Zawodnikom humory dopisywały i zgodnie podkreślali radość z powrotu do treningów i głód piłki. - Cieszymy się, że mogliśmy wrócić, znowu jesteśmy wszyscy razem i trenujemy na boisku. Wiadomo, że po takiej przerwie na początku jest ciężko, ale z czasem na pewno się rozkręci - mówił Mateusz Jakubiak, kapitan drużyny.
Nadchodzące tygodnie to również czas na ewentualne wzmocnienia kadrowe. - Myślę, że większość chłopaków zostanie. Z przyczyn osobistych odejdzie na pewno Michał Wiśniewski. Jest już z nami sporo młodzieżowców, którzy byli na wypożyczeniu i chcemy, żeby wrócili. Jest to trzech chłopaków z Piotrkowa, więc zostawiają na boisku dużo więcej zdrowia niż ktoś z zewnątrz. Na pewno będziemy szukać stopera, którego brakowało - mówi Robert Grzesiuk.

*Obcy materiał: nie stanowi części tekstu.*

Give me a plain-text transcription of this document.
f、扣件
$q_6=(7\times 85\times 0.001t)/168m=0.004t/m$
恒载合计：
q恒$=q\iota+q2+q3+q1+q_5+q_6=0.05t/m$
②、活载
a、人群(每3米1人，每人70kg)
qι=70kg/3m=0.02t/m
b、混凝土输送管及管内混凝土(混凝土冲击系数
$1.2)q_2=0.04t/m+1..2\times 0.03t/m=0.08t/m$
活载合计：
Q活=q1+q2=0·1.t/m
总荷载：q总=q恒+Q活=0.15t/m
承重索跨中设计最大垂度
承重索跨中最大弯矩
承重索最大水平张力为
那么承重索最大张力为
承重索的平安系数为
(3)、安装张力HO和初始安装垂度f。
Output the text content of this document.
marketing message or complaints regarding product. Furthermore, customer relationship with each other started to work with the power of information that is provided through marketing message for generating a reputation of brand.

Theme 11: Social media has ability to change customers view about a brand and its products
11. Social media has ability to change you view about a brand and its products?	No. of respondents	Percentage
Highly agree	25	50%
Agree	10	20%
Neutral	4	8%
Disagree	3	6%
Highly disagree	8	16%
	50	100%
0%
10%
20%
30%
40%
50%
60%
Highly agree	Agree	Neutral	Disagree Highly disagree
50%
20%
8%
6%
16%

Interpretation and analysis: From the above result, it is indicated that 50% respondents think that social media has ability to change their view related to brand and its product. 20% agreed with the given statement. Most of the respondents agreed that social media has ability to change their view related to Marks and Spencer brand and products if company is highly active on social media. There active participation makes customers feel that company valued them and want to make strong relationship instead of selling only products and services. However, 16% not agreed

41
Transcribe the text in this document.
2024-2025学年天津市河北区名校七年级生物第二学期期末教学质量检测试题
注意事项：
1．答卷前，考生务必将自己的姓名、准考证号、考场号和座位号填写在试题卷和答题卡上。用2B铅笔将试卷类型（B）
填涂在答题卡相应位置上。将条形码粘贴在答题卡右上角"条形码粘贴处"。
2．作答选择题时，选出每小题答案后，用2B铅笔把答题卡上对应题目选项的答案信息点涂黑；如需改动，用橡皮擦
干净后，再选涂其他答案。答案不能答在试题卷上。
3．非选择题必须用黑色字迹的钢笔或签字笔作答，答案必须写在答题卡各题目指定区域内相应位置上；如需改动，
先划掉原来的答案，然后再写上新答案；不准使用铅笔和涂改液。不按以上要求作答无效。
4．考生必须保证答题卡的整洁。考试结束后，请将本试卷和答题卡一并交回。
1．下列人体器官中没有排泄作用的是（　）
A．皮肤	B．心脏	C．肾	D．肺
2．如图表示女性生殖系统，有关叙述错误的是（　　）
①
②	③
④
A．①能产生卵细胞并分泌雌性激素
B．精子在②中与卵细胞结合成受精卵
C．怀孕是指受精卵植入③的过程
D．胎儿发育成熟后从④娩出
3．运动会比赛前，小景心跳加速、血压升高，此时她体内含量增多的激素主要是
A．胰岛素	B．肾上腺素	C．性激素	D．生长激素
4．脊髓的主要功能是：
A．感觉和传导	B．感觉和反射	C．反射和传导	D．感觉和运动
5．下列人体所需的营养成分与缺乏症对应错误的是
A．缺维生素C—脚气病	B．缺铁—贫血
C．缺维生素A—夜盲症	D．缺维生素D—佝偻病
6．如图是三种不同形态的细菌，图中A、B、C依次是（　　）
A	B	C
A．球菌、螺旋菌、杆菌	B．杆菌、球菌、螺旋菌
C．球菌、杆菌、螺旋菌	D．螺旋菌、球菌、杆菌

Piłkarze Polonii będą trenować do czerwca, a potem udadzą się na dwutygodniowy urlop. Po krótkim wypoczynku ponownie powrócą do codziennych zajęć przygotowujących do nadchodzącego sezonu. Zgodnie z aktualnym terminarzem najbliższy mecz o stawkę czeka Polonię 15 lipca. Mają wtedy zagrać przeciwko Warcie Sieradz w rozgrywkach Pucharu Polski.